Um elemento que acrescenta complexidade à situação política atual já confusa é dado pelo fato de que, até o momento, pelo menos as grandes mobilizações não aumentaram significativamente a adesão ao independentismo. Além disso, há poucos protagonistas dessas lutas que apontam que poderia haver um efeito exatamente oposto, já que alguns acreditam que, com o triunfo do “estado livre”, a cidadania porto-riquenha gozaria dos mesmos direitos e qualificações que são garantidos aos outros estados da União Americana. Eles até ouvem vozes que dizem que, diante do abuso sofrido nas mãos do equivalente na ilha aos republicanos (o Novo Partido Progressivo do Governador Rosselló) e da administração Trump, uma possível vitória dos Democratas nas próximas eleições presidenciais dos EUA abriria o caminho para pôr fim à “cidadania inacabada”. O fato de que a jovem congressista norte-americana de ascendência porto-riquenha Alexandria Ocasio-Cortéz, estrela em ascensão no firmamento político de seu país, declarou no último sábado, 27 de julho, que “este (o triunfo das grandes mobilizações populares) é apenas o início de um processo de descolonização, um processo de autodeterminação em que o povo de Porto Rico começa a tomar o seu próprio autogoverno em suas próprias mãos”, aumenta a complexidade da situação porque em ocasiões anteriores eles se expressaram em favor do “estado livre”, com base no fato de que os porto-riquenhos teriam acesso aos mesmos direitos que qualquer cidadão de Nova York ou qualquer outro estado da União.

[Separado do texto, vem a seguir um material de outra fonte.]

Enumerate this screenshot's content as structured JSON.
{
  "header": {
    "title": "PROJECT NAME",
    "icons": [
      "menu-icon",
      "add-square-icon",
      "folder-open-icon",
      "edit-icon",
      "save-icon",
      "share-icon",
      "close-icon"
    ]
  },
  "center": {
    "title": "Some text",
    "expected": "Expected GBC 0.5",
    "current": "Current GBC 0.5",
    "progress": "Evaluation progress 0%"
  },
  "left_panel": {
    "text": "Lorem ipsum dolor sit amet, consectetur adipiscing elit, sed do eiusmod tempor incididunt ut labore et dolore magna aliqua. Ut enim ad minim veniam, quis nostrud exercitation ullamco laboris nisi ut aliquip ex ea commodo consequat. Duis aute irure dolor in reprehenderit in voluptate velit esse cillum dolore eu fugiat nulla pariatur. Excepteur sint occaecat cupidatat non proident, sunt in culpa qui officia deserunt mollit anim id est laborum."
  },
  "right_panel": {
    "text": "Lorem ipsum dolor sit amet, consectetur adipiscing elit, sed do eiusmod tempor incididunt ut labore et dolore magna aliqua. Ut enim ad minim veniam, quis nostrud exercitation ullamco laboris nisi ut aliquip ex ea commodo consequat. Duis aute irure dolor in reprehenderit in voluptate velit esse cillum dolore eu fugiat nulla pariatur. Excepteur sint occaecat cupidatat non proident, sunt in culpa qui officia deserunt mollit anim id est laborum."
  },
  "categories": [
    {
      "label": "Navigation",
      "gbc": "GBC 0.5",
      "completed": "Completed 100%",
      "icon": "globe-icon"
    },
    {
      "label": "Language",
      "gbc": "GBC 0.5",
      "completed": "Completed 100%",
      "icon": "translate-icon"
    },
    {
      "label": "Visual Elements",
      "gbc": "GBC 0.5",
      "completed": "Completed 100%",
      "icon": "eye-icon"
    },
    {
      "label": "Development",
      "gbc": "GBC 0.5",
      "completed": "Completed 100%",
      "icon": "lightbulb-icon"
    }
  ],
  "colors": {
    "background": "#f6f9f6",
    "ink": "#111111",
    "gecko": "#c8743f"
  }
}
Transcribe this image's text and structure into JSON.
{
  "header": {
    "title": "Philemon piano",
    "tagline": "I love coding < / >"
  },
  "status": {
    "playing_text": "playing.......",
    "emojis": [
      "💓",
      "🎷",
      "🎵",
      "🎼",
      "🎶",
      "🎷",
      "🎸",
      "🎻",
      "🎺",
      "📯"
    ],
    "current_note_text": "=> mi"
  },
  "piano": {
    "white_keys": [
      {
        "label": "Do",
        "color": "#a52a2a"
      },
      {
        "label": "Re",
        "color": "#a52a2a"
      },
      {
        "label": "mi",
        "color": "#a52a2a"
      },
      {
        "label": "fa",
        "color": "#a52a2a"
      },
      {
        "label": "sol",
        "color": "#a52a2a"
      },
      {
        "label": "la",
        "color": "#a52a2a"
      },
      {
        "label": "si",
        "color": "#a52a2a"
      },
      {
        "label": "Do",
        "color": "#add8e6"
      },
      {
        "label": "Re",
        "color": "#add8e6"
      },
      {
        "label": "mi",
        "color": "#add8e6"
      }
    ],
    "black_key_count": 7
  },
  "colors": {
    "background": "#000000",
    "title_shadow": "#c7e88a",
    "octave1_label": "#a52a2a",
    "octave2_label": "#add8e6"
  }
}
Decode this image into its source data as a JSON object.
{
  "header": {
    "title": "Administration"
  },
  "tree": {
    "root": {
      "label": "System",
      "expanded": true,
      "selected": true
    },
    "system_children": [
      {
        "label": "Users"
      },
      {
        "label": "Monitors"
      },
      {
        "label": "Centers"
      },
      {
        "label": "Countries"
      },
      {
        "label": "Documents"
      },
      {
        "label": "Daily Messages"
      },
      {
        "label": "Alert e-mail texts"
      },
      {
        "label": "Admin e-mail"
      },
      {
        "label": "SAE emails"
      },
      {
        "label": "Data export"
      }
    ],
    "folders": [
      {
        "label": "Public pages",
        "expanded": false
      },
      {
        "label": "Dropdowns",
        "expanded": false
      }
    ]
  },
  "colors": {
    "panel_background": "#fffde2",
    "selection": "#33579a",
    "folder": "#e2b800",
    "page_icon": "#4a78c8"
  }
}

Em suma, não estaríamos enganados se concluíssemos que Porto Rico é uma nação sem Estado (claro que não é o único: há os casos do País Basco e da Catalunha, sem ir mais longe) e, eu acrescentaria, um país com um forte identidade nacional em busca de um instrumento político que a organize e represente. Mas isso é algo que, por enquanto, não é visível no horizonte atual. Embora ninguém devesse se surpreender se a dialética da crise – grande mestre do povo – produzir uma alta repentina na consciência dos porto-riquenhos, e o que até ontem parecia impensável hoje se tornasse algo viável. É claro que o clientelismo do bem-estar e o pânico de perder essas vantagens conspiram fortemente contra o impulso da independência. Mas se tal coisa acontecer, se aquela Assembleia Constitucional avançasse nessa direção sobre os ombros de uma grande mobilização popular, produziria um verdadeiro terremoto no tabiuleiro geopolítico regional e as reações da Casa Branca seriam de uma desenfreada belicosidade. Conjeturar sobre este assunto já é algo que excede os limites do que me propus neste artigo.

* Uma versão resumida deste texto apareceu na edição de Página/12 de 28.7.2019.
** Agradeço a Carolyn M Thomas, Esterla Barreto Cortez y Luz Miranda pelas informações que me proporcionaram para elaborar este artigo. Certamente os erros fáticos ou de interpretação que possam existir neste escrito são de minha exclusiva responsabilidade.